Cette omission n'est pas seulement rhétorique. Elle est meurtrière. Les mensonges proférés par le Times, la BBC, CNN et Reuters ne sont pas de simples distorsions anodines. Ils sont complices de la guerre. Ils cautionnent les livraisons d'armes. Ils légitiment la famine. Ils autorisent la poursuite de l'occupation du corps et de l'esprit palestiniens.

L'incitation au génocide et la complicité dans son exécution sont des crimes en vertu du droit international. Le Tribunal pénal international pour le Rwanda a jugé que la Radio Télévision Libre des Mille Collines a joué un rôle central dans "la fomentation du génocide" en déshumanisant les Tutsis et en appelant à leur extermination. Les journalistes et animateurs ont été jugés et condamnés. Pourquoi les rédacteurs coupables d'effacer nos morts n'encourent-ils pas de sanctions ? Pourquoi les auteurs de titres dissimulant nos massacres sous des verbes passifs continuent-ils de remporter des prix Pulitzer ?

Effacer un peuple, ne se limite pas à bombarder ses maisons ou à empoisonner son eau. C'est refuser leur récit. C'est leur ôter la dignité du deuil. C'est suggérer que leurs vies sont complexes et que leurs morts sont inévitables. Le New York Times ne se contente pas de rapporter le génocide, il y prend part.

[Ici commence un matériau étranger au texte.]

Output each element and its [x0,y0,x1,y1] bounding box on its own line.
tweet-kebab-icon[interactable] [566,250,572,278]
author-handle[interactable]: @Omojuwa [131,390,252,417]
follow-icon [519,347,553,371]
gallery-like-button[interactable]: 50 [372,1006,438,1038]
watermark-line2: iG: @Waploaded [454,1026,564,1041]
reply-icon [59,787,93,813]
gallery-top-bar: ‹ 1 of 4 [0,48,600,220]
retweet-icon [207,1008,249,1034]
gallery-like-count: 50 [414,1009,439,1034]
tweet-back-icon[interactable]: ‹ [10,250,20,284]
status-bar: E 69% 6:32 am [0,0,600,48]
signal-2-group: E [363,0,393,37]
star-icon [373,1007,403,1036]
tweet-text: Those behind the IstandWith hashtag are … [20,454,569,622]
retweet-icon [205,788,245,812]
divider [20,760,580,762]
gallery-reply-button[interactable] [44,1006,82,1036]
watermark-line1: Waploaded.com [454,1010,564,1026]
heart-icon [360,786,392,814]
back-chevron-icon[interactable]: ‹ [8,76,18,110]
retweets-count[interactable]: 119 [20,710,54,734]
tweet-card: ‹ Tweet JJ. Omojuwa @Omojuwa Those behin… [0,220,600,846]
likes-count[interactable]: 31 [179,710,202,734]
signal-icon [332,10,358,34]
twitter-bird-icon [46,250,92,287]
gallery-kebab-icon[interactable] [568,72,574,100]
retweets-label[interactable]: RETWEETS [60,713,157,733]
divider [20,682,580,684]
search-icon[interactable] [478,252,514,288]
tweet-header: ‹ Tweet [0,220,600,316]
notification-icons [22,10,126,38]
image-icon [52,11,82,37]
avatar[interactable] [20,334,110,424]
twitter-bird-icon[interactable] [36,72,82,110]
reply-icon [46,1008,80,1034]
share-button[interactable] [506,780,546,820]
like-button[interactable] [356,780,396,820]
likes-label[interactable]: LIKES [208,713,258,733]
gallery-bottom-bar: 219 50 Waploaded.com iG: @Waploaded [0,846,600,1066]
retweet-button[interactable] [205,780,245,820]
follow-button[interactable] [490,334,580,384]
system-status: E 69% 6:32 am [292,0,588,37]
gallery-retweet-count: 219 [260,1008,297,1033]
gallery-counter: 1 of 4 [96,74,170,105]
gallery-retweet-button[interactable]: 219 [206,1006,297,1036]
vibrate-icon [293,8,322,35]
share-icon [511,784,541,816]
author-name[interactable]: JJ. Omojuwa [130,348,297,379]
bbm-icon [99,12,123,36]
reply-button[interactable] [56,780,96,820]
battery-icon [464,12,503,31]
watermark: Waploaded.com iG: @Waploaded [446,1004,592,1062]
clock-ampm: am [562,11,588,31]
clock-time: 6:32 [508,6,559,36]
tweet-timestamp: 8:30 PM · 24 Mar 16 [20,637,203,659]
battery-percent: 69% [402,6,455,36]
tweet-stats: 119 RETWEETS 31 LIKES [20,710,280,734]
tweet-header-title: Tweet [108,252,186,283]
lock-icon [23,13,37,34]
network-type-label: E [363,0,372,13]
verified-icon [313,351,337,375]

Voilà pourquoi des campagnes comme "Boycott, Divest, and Unsubscribe" (Boycottez, désinvestissez et désabonnez-vous) sont importantes. Elles ne sont pas que symboliques. Elles sont essentielles. Quand un journal se transforme en outil de l'empire, le silence est complice. Et nous ne le serons pas.

Les Palestiniens ont toujours raconté leur propre histoire. Nous l'avons racontée dans les camps de réfugiés. En exil. Dans la poésie. Dans les rues de Haïfa, Hébron et Rafah. Dans les oliveraies que nos grands-mères ont refusé de quitter. Et dans le silence lourd après le dernier souffle d'un enfant. Nous n'avons jamais eu besoin d'être validés par le New York Times. Mais nous exigeons que le monde cesse de prétendre que ce journal incarne la vérité.

Sachez que la prochaine fois qu'une mère palestinienne se tiendra devant la tombe de son enfant, sa douleur sera simple. Elle ne sera ni complexe ni politique. Elle sera tout simplement réelle. C'est la chose la plus authentique au monde. Et les journalistes qui auront refusé de publier son histoire auront du sang sur leur clavier.

Nous ne pardonnerons pas. Nous n'oublierons pas. Nous ne les laisserons pas s'approprier l'histoire.